Sheryl, this is AMAZING! I LOVED DOING IT! and the questions and your comments are brilliant. THANK YOU!!



12 thoughts on “From Beijing to Canberra – Part 2 – travelling and writing

  1. So very true! You’d think with all the social media and tv coverage that people would be more aware, but there’s no substitute for being there. Your adventurous spirit is an inspiration!


  2. Awww…. Lia and Sheryl – you are so gorgeous! What lovely comments. I honestly think that if every person in the world could experience life in a polar-opposite country, it would be a much more peaceful world indeed.



  3. Tania, you are a rare person, to be so open to a culture so very different from your own! It made for a fascinating series of posts, and I’m going to have to get a copy of Beijing Tai Tai to find out what you loved so much, what little moments added up to such a powerful emotional attachment. Wonderful interview!


  4. Christine, so wonderful to hear China also touched your heart… I think for me… I just didn’t expect it to, which is what made it all the sweeter.

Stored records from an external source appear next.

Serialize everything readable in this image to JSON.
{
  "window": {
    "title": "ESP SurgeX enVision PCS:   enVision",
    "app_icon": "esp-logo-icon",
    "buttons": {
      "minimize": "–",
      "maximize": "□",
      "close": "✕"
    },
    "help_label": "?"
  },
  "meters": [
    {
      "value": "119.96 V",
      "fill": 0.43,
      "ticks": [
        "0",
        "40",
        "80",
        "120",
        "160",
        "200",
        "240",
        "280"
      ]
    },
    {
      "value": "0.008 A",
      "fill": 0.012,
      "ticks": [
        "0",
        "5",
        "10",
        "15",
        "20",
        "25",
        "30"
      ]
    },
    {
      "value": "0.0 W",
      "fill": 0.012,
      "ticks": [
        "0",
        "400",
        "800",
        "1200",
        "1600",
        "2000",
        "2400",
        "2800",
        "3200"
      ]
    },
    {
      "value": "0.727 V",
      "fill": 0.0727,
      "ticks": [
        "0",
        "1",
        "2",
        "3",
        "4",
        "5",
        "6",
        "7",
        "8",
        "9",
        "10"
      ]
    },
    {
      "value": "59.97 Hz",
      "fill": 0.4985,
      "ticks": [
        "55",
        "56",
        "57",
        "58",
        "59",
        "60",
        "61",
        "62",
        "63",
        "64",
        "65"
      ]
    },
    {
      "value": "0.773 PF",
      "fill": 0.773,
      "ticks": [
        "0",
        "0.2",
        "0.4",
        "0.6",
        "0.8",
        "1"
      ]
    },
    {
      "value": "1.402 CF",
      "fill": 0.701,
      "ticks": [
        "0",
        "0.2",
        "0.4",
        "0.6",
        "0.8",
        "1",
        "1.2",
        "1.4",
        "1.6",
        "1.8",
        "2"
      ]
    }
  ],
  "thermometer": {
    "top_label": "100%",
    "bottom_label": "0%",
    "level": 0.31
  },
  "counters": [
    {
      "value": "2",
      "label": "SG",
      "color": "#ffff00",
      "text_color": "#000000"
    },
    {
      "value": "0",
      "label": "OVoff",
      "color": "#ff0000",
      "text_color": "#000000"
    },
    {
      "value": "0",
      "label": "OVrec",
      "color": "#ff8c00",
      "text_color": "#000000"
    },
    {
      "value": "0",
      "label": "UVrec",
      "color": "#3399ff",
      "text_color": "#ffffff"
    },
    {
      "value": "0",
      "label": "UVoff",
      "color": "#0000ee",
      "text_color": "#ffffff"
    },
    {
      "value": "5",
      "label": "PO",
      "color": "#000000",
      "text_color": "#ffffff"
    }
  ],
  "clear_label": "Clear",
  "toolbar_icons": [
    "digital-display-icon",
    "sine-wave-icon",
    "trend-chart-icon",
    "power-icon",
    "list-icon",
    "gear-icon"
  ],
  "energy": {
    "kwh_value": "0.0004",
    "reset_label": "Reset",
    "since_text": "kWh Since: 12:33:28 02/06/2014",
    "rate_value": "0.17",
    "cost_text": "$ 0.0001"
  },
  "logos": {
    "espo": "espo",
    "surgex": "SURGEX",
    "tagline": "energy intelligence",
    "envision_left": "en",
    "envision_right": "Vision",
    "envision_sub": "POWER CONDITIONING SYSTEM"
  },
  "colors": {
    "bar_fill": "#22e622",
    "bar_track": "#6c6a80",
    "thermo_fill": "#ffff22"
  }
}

    I honestly think the world would be a different place if we all had the opportunity to live in another country – even only for a short while. Understanding each other is the key to peace, is it not?

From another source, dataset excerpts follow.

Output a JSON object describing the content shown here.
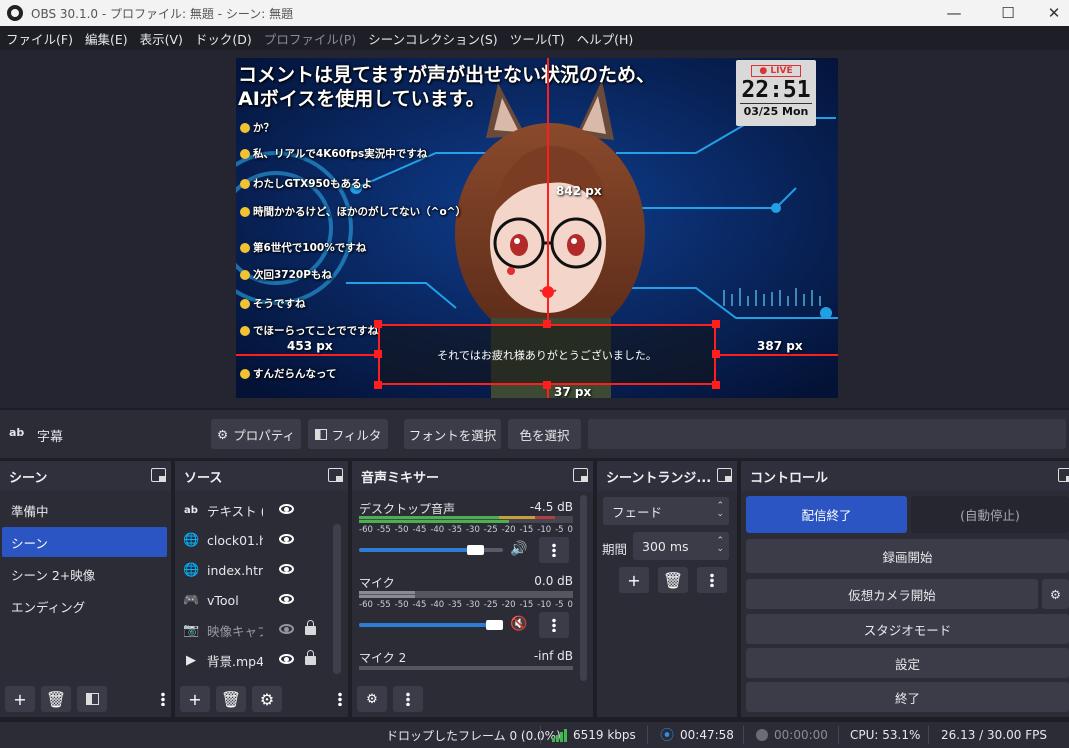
{
  "window": {
    "title": "OBS 30.1.0 - プロファイル: 無題 - シーン: 無題"
  },
  "menu": [
    {
      "label": "ファイル(F)",
      "enabled": true
    },
    {
      "label": "編集(E)",
      "enabled": true
    },
    {
      "label": "表示(V)",
      "enabled": true
    },
    {
      "label": "ドック(D)",
      "enabled": true
    },
    {
      "label": "プロファイル(P)",
      "enabled": false
    },
    {
      "label": "シーンコレクション(S)",
      "enabled": true
    },
    {
      "label": "ツール(T)",
      "enabled": true
    },
    {
      "label": "ヘルプ(H)",
      "enabled": true
    }
  ],
  "preview": {
    "overlay_line1": "コメントは見てますが声が出せない状況のため、",
    "overlay_line2": "AIボイスを使用しています。",
    "comments": [
      "か？",
      "私、リアルで4K60fps実況中ですね",
      "わたしGTX950もあるよ",
      "時間かかるけど、ほかのがしてない（^o^）",
      "第6世代で100%ですね",
      "次回3720Pもね",
      "そうですね",
      "でほーらってことでですね",
      "すんだらんなって"
    ],
    "clock": {
      "live": "● LIVE",
      "time": "22:51",
      "date": "03/25 Mon"
    },
    "subtitle_text": "それではお疲れ様ありがとうございました。",
    "guides": {
      "top": "842 px",
      "left": "453 px",
      "right": "387 px",
      "bottom": "37 px"
    }
  },
  "source_toolbar": {
    "source_name": "字幕",
    "properties": "プロパティ",
    "filters": "フィルタ",
    "select_font": "フォントを選択",
    "select_color": "色を選択"
  },
  "scenes": {
    "title": "シーン",
    "items": [
      {
        "label": "準備中",
        "selected": false
      },
      {
        "label": "シーン",
        "selected": true
      },
      {
        "label": "シーン 2+映像",
        "selected": false
      },
      {
        "label": "エンディング",
        "selected": false
      }
    ]
  },
  "sources": {
    "title": "ソース",
    "items": [
      {
        "icon": "text-icon",
        "label": "テキスト (G",
        "visible": true,
        "locked": false
      },
      {
        "icon": "browser-icon",
        "label": "clock01.h",
        "visible": true,
        "locked": false
      },
      {
        "icon": "browser-icon",
        "label": "index.htn",
        "visible": true,
        "locked": false
      },
      {
        "icon": "gamepad-icon",
        "label": "vTool",
        "visible": true,
        "locked": false
      },
      {
        "icon": "camera-icon",
        "label": "映像キャブ",
        "visible": false,
        "locked": true
      },
      {
        "icon": "media-icon",
        "label": "背景.mp4",
        "visible": true,
        "locked": true
      }
    ]
  },
  "mixer": {
    "title": "音声ミキサー",
    "scale": [
      "-60",
      "-55",
      "-50",
      "-45",
      "-40",
      "-35",
      "-30",
      "-25",
      "-20",
      "-15",
      "-10",
      "-5",
      "0"
    ],
    "channels": [
      {
        "name": "デスクトップ音声",
        "db": "-4.5 dB",
        "volume": 0.78,
        "muted": false,
        "level": 0.92
      },
      {
        "name": "マイク",
        "db": "0.0 dB",
        "volume": 1.0,
        "muted": true,
        "level": 0.0
      },
      {
        "name": "マイク 2",
        "db": "-inf dB",
        "volume": 1.0,
        "muted": false,
        "level": 0.0
      }
    ]
  },
  "transitions": {
    "title": "シーントランジ...",
    "selected": "フェード",
    "duration_label": "期間",
    "duration": "300 ms"
  },
  "controls": {
    "title": "コントロール",
    "stop_stream": "配信終了",
    "auto_stop": "(自動停止)",
    "start_recording": "録画開始",
    "start_virtual_cam": "仮想カメラ開始",
    "studio_mode": "スタジオモード",
    "settings": "設定",
    "exit": "終了"
  },
  "status": {
    "dropped_frames": "ドロップしたフレーム 0 (0.0%)",
    "bitrate": "6519 kbps",
    "stream_time": "00:47:58",
    "record_time": "00:00:00",
    "cpu": "CPU: 53.1%",
    "fps": "26.13 / 30.00 FPS"
  },
  "colors": {
    "accent": "#2c55c4",
    "guide": "#ff1e1e",
    "stream_active": "#2f8ee8",
    "bitrate_ok": "#3fb950"
  }
}
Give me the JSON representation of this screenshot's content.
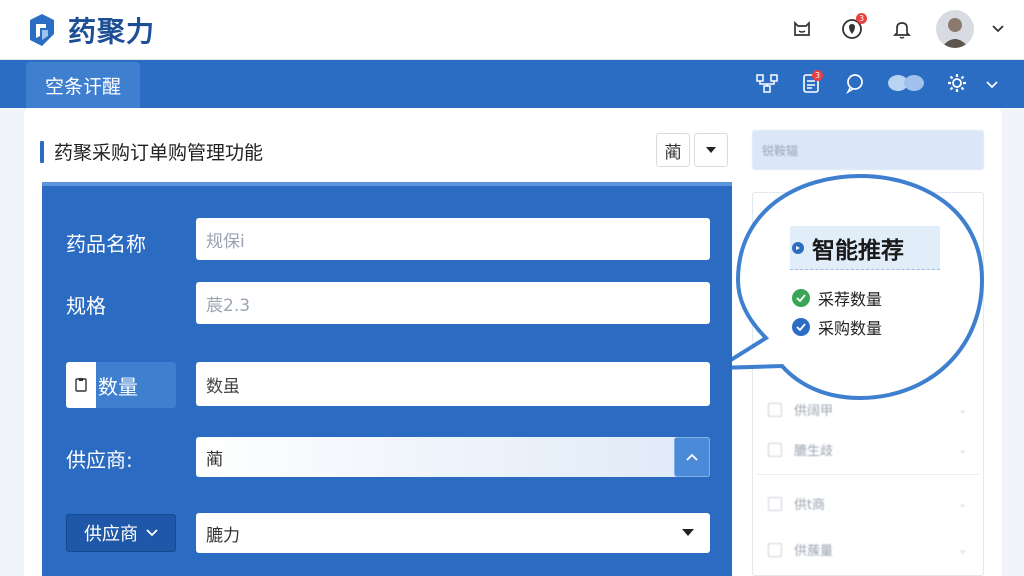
{
  "app": {
    "name": "药聚力",
    "brand_color": "#2c6dc4",
    "nav_color": "#2c6dc4"
  },
  "topbar": {
    "icons": [
      "mail-cat-icon",
      "location-alert-icon",
      "bell-icon",
      "avatar",
      "chevron-down-icon"
    ],
    "alert_badge": "3"
  },
  "nav": {
    "active_tab": "空条讦醒",
    "icons": [
      "org-chart-icon",
      "clipboard-icon",
      "chat-icon",
      "message-icon",
      "gear-icon",
      "chevron-down-icon"
    ],
    "clipboard_badge": "3"
  },
  "section": {
    "title": "药聚采购订单购管理功能",
    "action_label": "蔺"
  },
  "form": {
    "drug_name_label": "药品名称",
    "drug_name_value": "规保i",
    "spec_label": "规格",
    "spec_value": "莀2.3",
    "qty_label": "数量",
    "qty_value": "数虽",
    "supplier_label": "供应商:",
    "supplier_value": "蔺",
    "supplier_dropdown_label": "供应商",
    "supplier_select_value": "膔力"
  },
  "right_panel": {
    "search_placeholder": "锐鞍辐",
    "rows": [
      "供阔甲",
      "膔生歧",
      "供t商",
      "供蔟量"
    ]
  },
  "recommend": {
    "title": "智能推荐",
    "items": [
      {
        "label": "采荐数量",
        "color": "#3aa655"
      },
      {
        "label": "采购数量",
        "color": "#2c6dc4"
      }
    ]
  }
}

    I hope you get to go back one day again soon. See you there!



  5. Thank you, Margaret! I also hope the books reach a wider audience as the series unfold… I have a cult following but Koala looks like it’s hitting the main market well, even a day after release! It’s very exciting.

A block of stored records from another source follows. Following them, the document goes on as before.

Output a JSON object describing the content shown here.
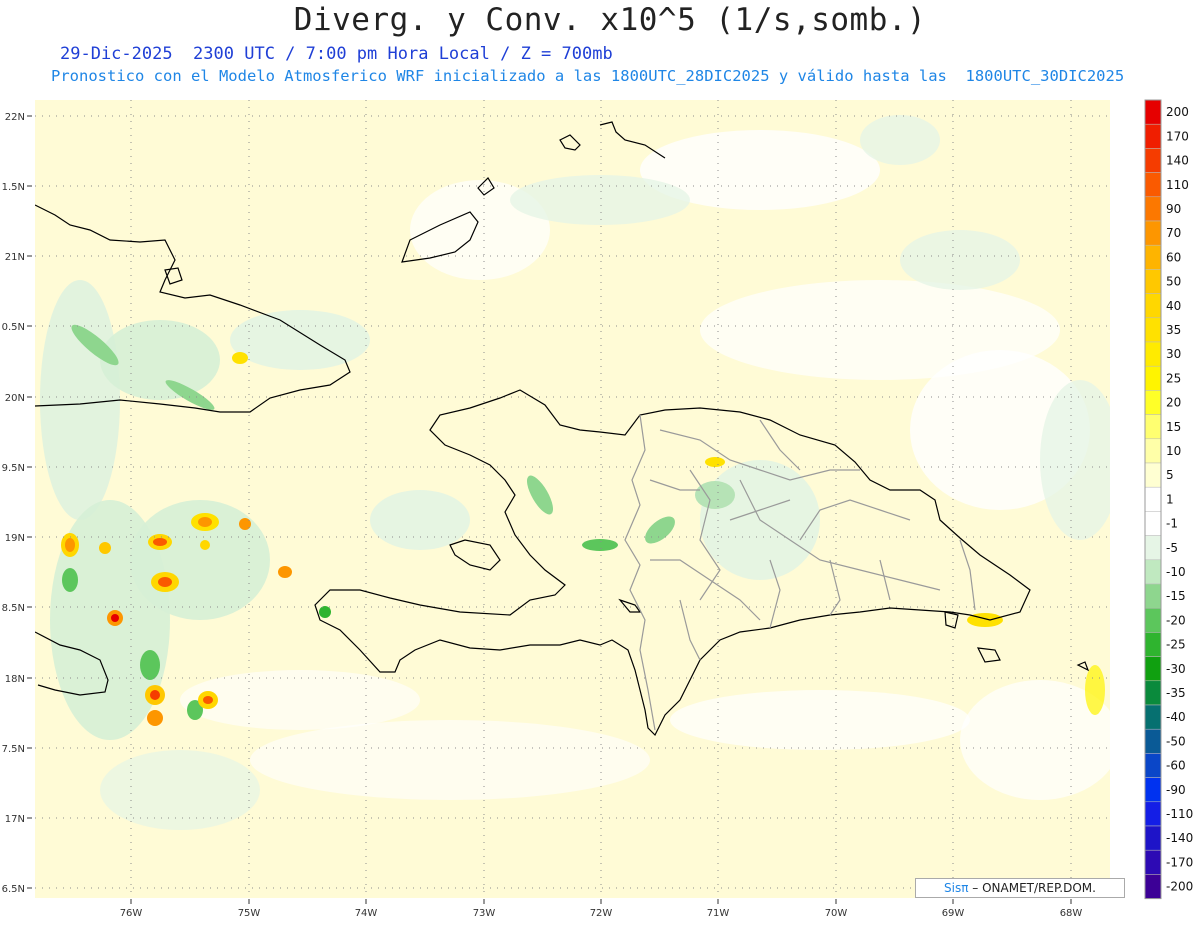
{
  "header": {
    "title": "Diverg. y Conv. x10^5 (1/s,somb.)",
    "subtitle_line1": "29-Dic-2025  2300 UTC / 7:00 pm Hora Local / Z = 700mb",
    "subtitle_line2": "Pronostico con el Modelo Atmosferico WRF inicializado a las 1800UTC_28DIC2025 y válido hasta las  1800UTC_30DIC2025"
  },
  "map": {
    "lat_labels": [
      "22N",
      "1.5N",
      "21N",
      "0.5N",
      "20N",
      "9.5N",
      "19N",
      "8.5N",
      "18N",
      "7.5N",
      "17N",
      "6.5N"
    ],
    "lon_labels": [
      "76W",
      "75W",
      "74W",
      "73W",
      "72W",
      "71W",
      "70W",
      "69W",
      "68W"
    ],
    "colors": {
      "background_weak": "#fffbd0",
      "coast": "#000000",
      "provinces": "#a0a0a0",
      "grid": "#888888"
    }
  },
  "colorbar": {
    "levels": [
      "200",
      "170",
      "140",
      "110",
      "90",
      "70",
      "60",
      "50",
      "40",
      "35",
      "30",
      "25",
      "20",
      "15",
      "10",
      "5",
      "1",
      "-1",
      "-5",
      "-10",
      "-15",
      "-20",
      "-25",
      "-30",
      "-35",
      "-40",
      "-50",
      "-60",
      "-90",
      "-110",
      "-140",
      "-170",
      "-200"
    ],
    "colors": [
      "#e60000",
      "#f01e00",
      "#f53c00",
      "#fa5a00",
      "#fc7800",
      "#fd9600",
      "#feb400",
      "#ffc800",
      "#ffd700",
      "#ffe100",
      "#ffeb00",
      "#fff400",
      "#ffff28",
      "#ffff70",
      "#ffffa8",
      "#ffffd2",
      "#ffffff",
      "#ffffff",
      "#e6f5e6",
      "#c0e9c0",
      "#8ed68e",
      "#5cc65c",
      "#2fb42f",
      "#10a010",
      "#0a8a3c",
      "#067070",
      "#0a5a96",
      "#0a46c8",
      "#0032f0",
      "#141ee6",
      "#1e14c8",
      "#2d0ab4",
      "#3c0096"
    ]
  },
  "credit": {
    "brand": "Sisπ",
    "text": "– ONAMET/REP.DOM."
  }
}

    You’re right about our native animals needing positive publicity. Did you know there are only 43,000 koalas left in the wild? It’s a shocking statistic – I don’t think people realise how serious this is. They could be gone before we know it… this is why I’m donating some proceeds from my book to the foundation.

    If every Australian donated a dollar, we could play a part in saving these glorious creatures.



  6. Book Chook – it was astounding to see the Chinese flock to our young children like they were world-famous movie stars. Unnerving, fascinating, wonderful. Oh, I would so love to go back. Not sure the kids would appreciate all that adoration all over again, though! x


  7. Tania and Sheryl…I’ve just spent a very enjoyable part of Sunday afternoon reading your interview.
    Great questions and insightful answers.
    I haven’t been to China but I can speak of the warmth and kindness of adult Chinese students in my English classes. I can well understand your emotional connection to a place that has touched your heart.
    Best wishes with the Riley series, Tania. Your vibrant storytelling combined with creative and unusual illustrations in your books will no doubt ensure an enthusiastic fan base who will be eagerly awaiting Riley’s next adventure experience.
    I especially liked that Riley is looking for a koala…our native animals need all the positive publicity they can get. I haven’t read any of the Riley books yet but have added them to my wish list.
    Thank you Tania and Sheryl.


  8. Tania, I can so recognise the hold China takes on you and the emotional pull to go back. I had ten wonderful weeks there in 2006; too short by far. My family was still home in Australia, so I had a huge and painful pull to come home again too. It was a real tug-of-love. I loved the culture, the people and can only imagine the reverse culture shock after four years. The first time the tv was switched on back here, I cried at the inanity of it and began to question many things. I hope you get to go back, if only for a visit, very soon. Thanks Sheryl for wonderful post. 🙂


  9. Mark me down as another Sinophile. We lived in Zhengzhou for six months, Tania, just down the road from you really. Even though it was a city of six million people, some would still stand with mouths agape when they saw our pale skin and round eyes. (At least, I think that’s what they were staring at!)